The Collected Stories of Arno Schmidt Summary

The Collected Stories of Arno Schmidt

John E. Woods has won many prizes for translations of Arno Schmidt. Translating Schmidt, who called himself “the German James Joyce,” is a challenge. Like Joyce, Schmidt plays with language. His eccentrically punctuated narratives are full of neologisms, interjections, symbols, foreign phrases, and enigmatic allusions.

“Tales from Island Street” and “Sturenburg Stories,” averaging only three pages each, are relatively accessible or “reader-friendly.” The styles resemble those in Joyce’s ULYSSES. “Drummer for the Czar,” for example, will remind readers of the cabman’s shelter scene in the “Eumaneus” chapter of ULYSSES. The ten stories in “Country Matters,” the last section of the book, will only appeal to connoisseurs of highly experimental fiction.
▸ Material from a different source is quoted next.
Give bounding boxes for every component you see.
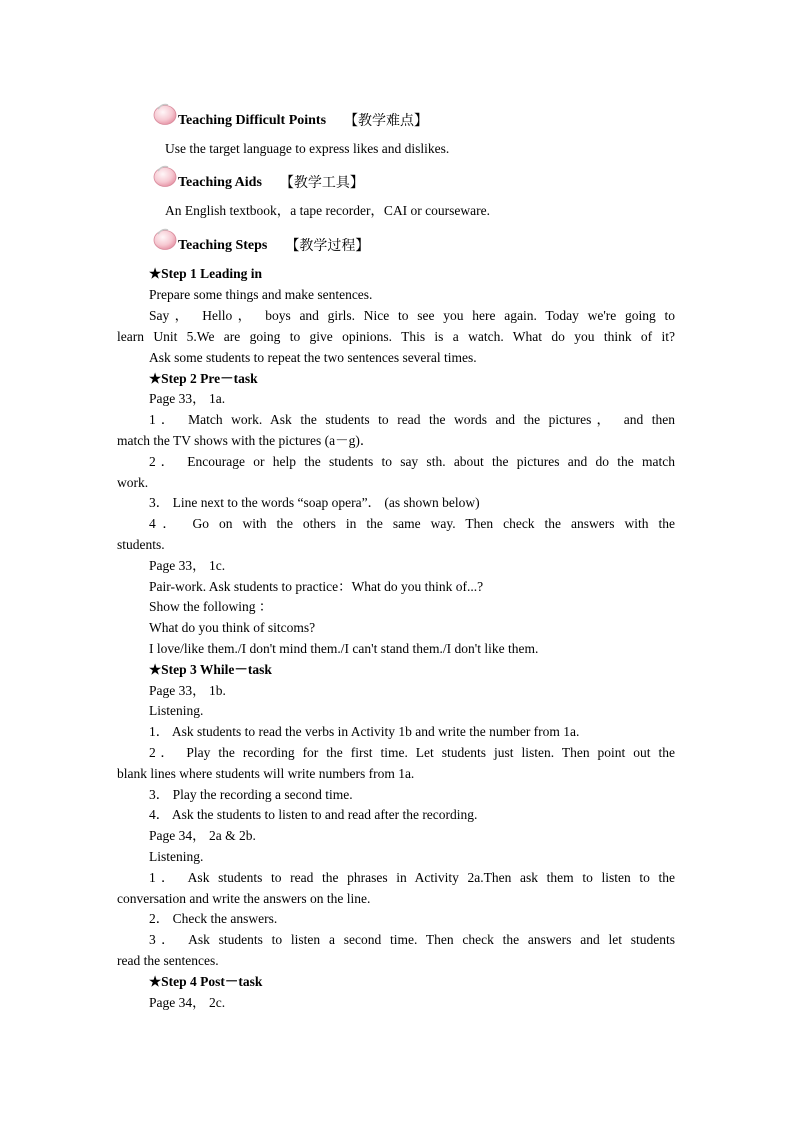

They will remind the English-speaking reader of Joyce’s FINNEGANS WAKE. Here, from “Tails,” is a description of empty fields: “Ryeroes swather scythle coxcome/ sickles deschamp reeshes sedgit/ sockles thistle straidle stickers/sadders ivy wutters jocker . . . ”

Woods’ introduction describes Schmidt’s working habits, his struggle to survive as a writer after being released from a prisoner of war (POW) camp in 1945, and his interest in literature in English (Schmidt translated Edgar Allan Poe, William Faulkner, and Joyce). Woods calls Schmidt a “solipsist” (one who believes the self is the only reality), a word which seems to explain much about these stories. Schmidt writes in the private shorthand of a man talking to himself, for his own amusement and edification, without faith that anyone is out there listening.

Many stories are compelling, even though only wafer-thin slices of life with rarely anything that can be called a “point.” Their value lies in their impressions of existence in the anxiety-ridden Cold War years following Germany’s defeat, devastation, and political dismemberment.